Bingo! Right on target.

E. William Brown said...

There's another glaring problem with climate simulations that people always seem to overlook, probably due to lack of understanding about how simulations re built. When building a simulation of any complex process, the first version inevitably turns out to be wrong. In order to get a working model you have to compare the prototype's output to reality, and then go back through the code and figure out what you got wrong. Then you can run it again on a different scenario, and find another problem.

With a system of any significant complexity it always takes dozens, if not hundreds, of test runs before you reach the point where the model starts giving accurate predictions. But how would you do test runs against a system that we only have one example of, and where it takes several decades for measurable changes to happen?
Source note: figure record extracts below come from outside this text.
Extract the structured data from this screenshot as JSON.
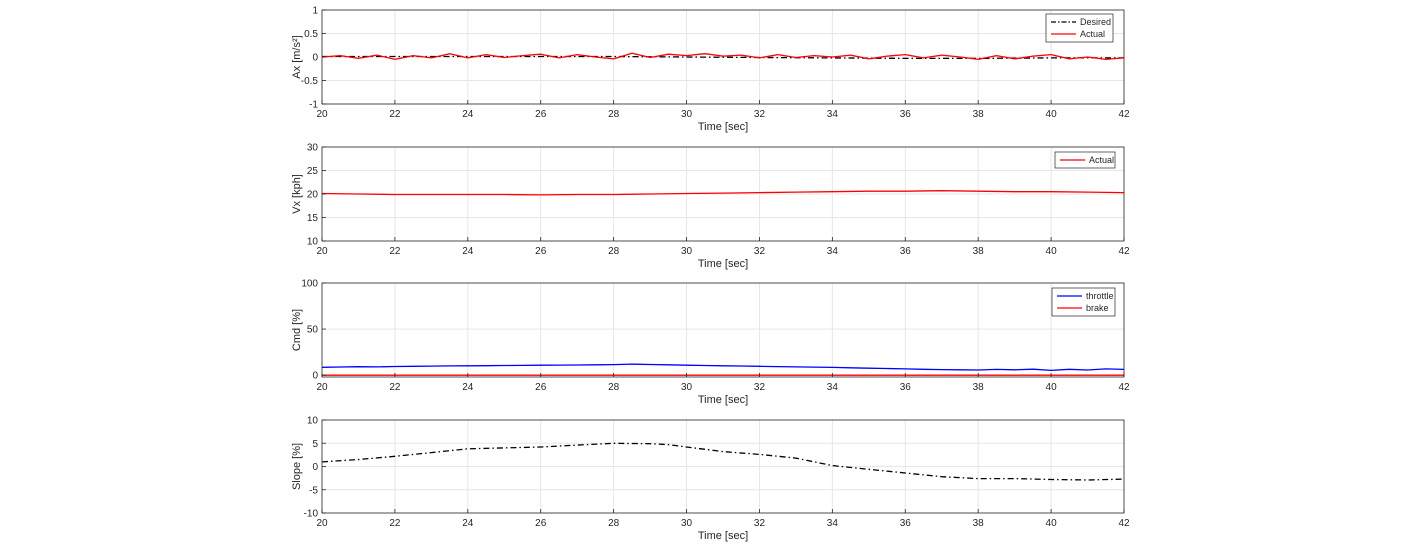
{
  "chart_data": [
    {
      "type": "line",
      "xlabel": "Time [sec]",
      "ylabel": "Ax [m/s²]",
      "xlim": [
        20,
        42
      ],
      "ylim": [
        -1,
        1
      ],
      "xticks": [
        20,
        22,
        24,
        26,
        28,
        30,
        32,
        34,
        36,
        38,
        40,
        42
      ],
      "yticks": [
        -1,
        -0.5,
        0,
        0.5,
        1
      ],
      "grid": true,
      "legend": "top-right",
      "series": [
        {
          "name": "Desired",
          "color": "#000000",
          "style": "dashdot",
          "x": [
            20,
            22,
            24,
            26,
            28,
            30,
            32,
            34,
            36,
            38,
            40,
            42
          ],
          "y": [
            0.01,
            0.01,
            0.01,
            0.01,
            0.01,
            0.0,
            -0.01,
            -0.02,
            -0.03,
            -0.03,
            -0.02,
            -0.02
          ]
        },
        {
          "name": "Actual",
          "color": "#ff0000",
          "style": "solid",
          "x": [
            20,
            20.5,
            21,
            21.5,
            22,
            22.5,
            23,
            23.5,
            24,
            24.5,
            25,
            25.5,
            26,
            26.5,
            27,
            27.5,
            28,
            28.5,
            29,
            29.5,
            30,
            30.5,
            31,
            31.5,
            32,
            32.5,
            33,
            33.5,
            34,
            34.5,
            35,
            35.5,
            36,
            36.5,
            37,
            37.5,
            38,
            38.5,
            39,
            39.5,
            40,
            40.5,
            41,
            41.5,
            42
          ],
          "y": [
            0.0,
            0.03,
            -0.03,
            0.04,
            -0.05,
            0.03,
            -0.02,
            0.07,
            -0.02,
            0.05,
            -0.01,
            0.03,
            0.06,
            -0.02,
            0.05,
            0.0,
            -0.04,
            0.08,
            -0.01,
            0.06,
            0.03,
            0.07,
            0.02,
            0.04,
            -0.02,
            0.05,
            -0.01,
            0.03,
            0.0,
            0.04,
            -0.04,
            0.02,
            0.05,
            -0.02,
            0.04,
            0.0,
            -0.05,
            0.03,
            -0.04,
            0.02,
            0.05,
            -0.04,
            0.0,
            -0.05,
            -0.02
          ]
        }
      ]
    },
    {
      "type": "line",
      "xlabel": "Time [sec]",
      "ylabel": "Vx [kph]",
      "xlim": [
        20,
        42
      ],
      "ylim": [
        10,
        30
      ],
      "xticks": [
        20,
        22,
        24,
        26,
        28,
        30,
        32,
        34,
        36,
        38,
        40,
        42
      ],
      "yticks": [
        10,
        15,
        20,
        25,
        30
      ],
      "grid": true,
      "legend": "top-right",
      "series": [
        {
          "name": "Actual",
          "color": "#ff0000",
          "style": "solid",
          "x": [
            20,
            21,
            22,
            23,
            24,
            25,
            26,
            27,
            28,
            29,
            30,
            31,
            32,
            33,
            34,
            35,
            36,
            37,
            38,
            39,
            40,
            41,
            42
          ],
          "y": [
            20.1,
            20.0,
            19.9,
            19.9,
            19.9,
            19.9,
            19.8,
            19.9,
            19.9,
            20.0,
            20.1,
            20.2,
            20.3,
            20.4,
            20.5,
            20.6,
            20.6,
            20.7,
            20.6,
            20.5,
            20.5,
            20.4,
            20.3
          ]
        }
      ]
    },
    {
      "type": "line",
      "xlabel": "Time [sec]",
      "ylabel": "Cmd [%]",
      "xlim": [
        20,
        42
      ],
      "ylim": [
        -2,
        100
      ],
      "xticks": [
        20,
        22,
        24,
        26,
        28,
        30,
        32,
        34,
        36,
        38,
        40,
        42
      ],
      "yticks": [
        0,
        50,
        100
      ],
      "grid": true,
      "legend": "top-right",
      "series": [
        {
          "name": "throttle",
          "color": "#0000ff",
          "style": "solid",
          "x": [
            20,
            20.5,
            21,
            21.5,
            22,
            22.5,
            23,
            23.5,
            24,
            24.5,
            25,
            25.5,
            26,
            26.5,
            27,
            27.5,
            28,
            28.5,
            29,
            29.5,
            30,
            30.5,
            31,
            31.5,
            32,
            32.5,
            33,
            33.5,
            34,
            34.5,
            35,
            35.5,
            36,
            36.5,
            37,
            37.5,
            38,
            38.5,
            39,
            39.5,
            40,
            40.5,
            41,
            41.5,
            42
          ],
          "y": [
            8.5,
            8.8,
            9.2,
            9.0,
            9.4,
            9.6,
            9.8,
            10.0,
            10.1,
            10.3,
            10.5,
            10.6,
            10.8,
            10.9,
            11.0,
            11.2,
            11.5,
            12.0,
            11.6,
            11.2,
            10.8,
            10.5,
            10.2,
            9.9,
            9.6,
            9.3,
            9.0,
            8.7,
            8.4,
            8.0,
            7.6,
            7.2,
            6.8,
            6.4,
            6.0,
            5.8,
            5.6,
            6.2,
            5.8,
            6.5,
            5.2,
            6.4,
            5.6,
            6.8,
            6.2
          ]
        },
        {
          "name": "brake",
          "color": "#ff0000",
          "style": "solid",
          "x": [
            20,
            42
          ],
          "y": [
            0,
            0
          ]
        }
      ]
    },
    {
      "type": "line",
      "xlabel": "Time [sec]",
      "ylabel": "Slope [%]",
      "xlim": [
        20,
        42
      ],
      "ylim": [
        -10,
        10
      ],
      "xticks": [
        20,
        22,
        24,
        26,
        28,
        30,
        32,
        34,
        36,
        38,
        40,
        42
      ],
      "yticks": [
        -10,
        -5,
        0,
        5,
        10
      ],
      "grid": true,
      "legend": "none",
      "series": [
        {
          "color": "#000000",
          "style": "dashdot",
          "x": [
            20,
            21,
            22,
            23,
            24,
            25,
            26,
            27,
            28,
            29,
            29.5,
            30,
            31,
            32,
            33,
            34,
            35,
            36,
            37,
            38,
            39,
            40,
            41,
            42
          ],
          "y": [
            1.0,
            1.5,
            2.2,
            3.0,
            3.8,
            4.0,
            4.2,
            4.6,
            5.0,
            4.9,
            4.7,
            4.2,
            3.2,
            2.6,
            1.8,
            0.2,
            -0.6,
            -1.4,
            -2.2,
            -2.6,
            -2.6,
            -2.8,
            -2.9,
            -2.7
          ]
        }
      ]
    }
  ]
}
At that right it would take several hundred years to properly test your model.

So the mere fact that climate models have only been around for a few decades tells us that they can't possibly be accurate.

Francis W. Porretto said...

Indeed, EWB. During my early years in simulation I was often taken aback by the incredible complexity of natural systems -- and I'm a former physicist. Even a definitive enumeration of the inputs and outputs to a real-world system can be unexpectedly challenging. Anyone who thinks he can capture the intricacies of a multiply chaotic system such as the Earth's climate in a conventional digital simulation is either completely inexperienced at the job or has had way too much to drink.

Probably the best way to approach the simulation of a planetary climate is to assume that it can't be done, and then study ultimately simple, non-real-world cases: e.g., a perfect, absolutely solid sphere with an absolutely uniform atmosphere, a rotational speed of zero, no axial tilt or precession, no magnetic field, and an unvarying solar input from a sun that's always the same distance away. Even that would be tough to model accurately, because of the small variations in distance and angle of impact according to latitude. I'll bet the warmistas haven't tried it, though.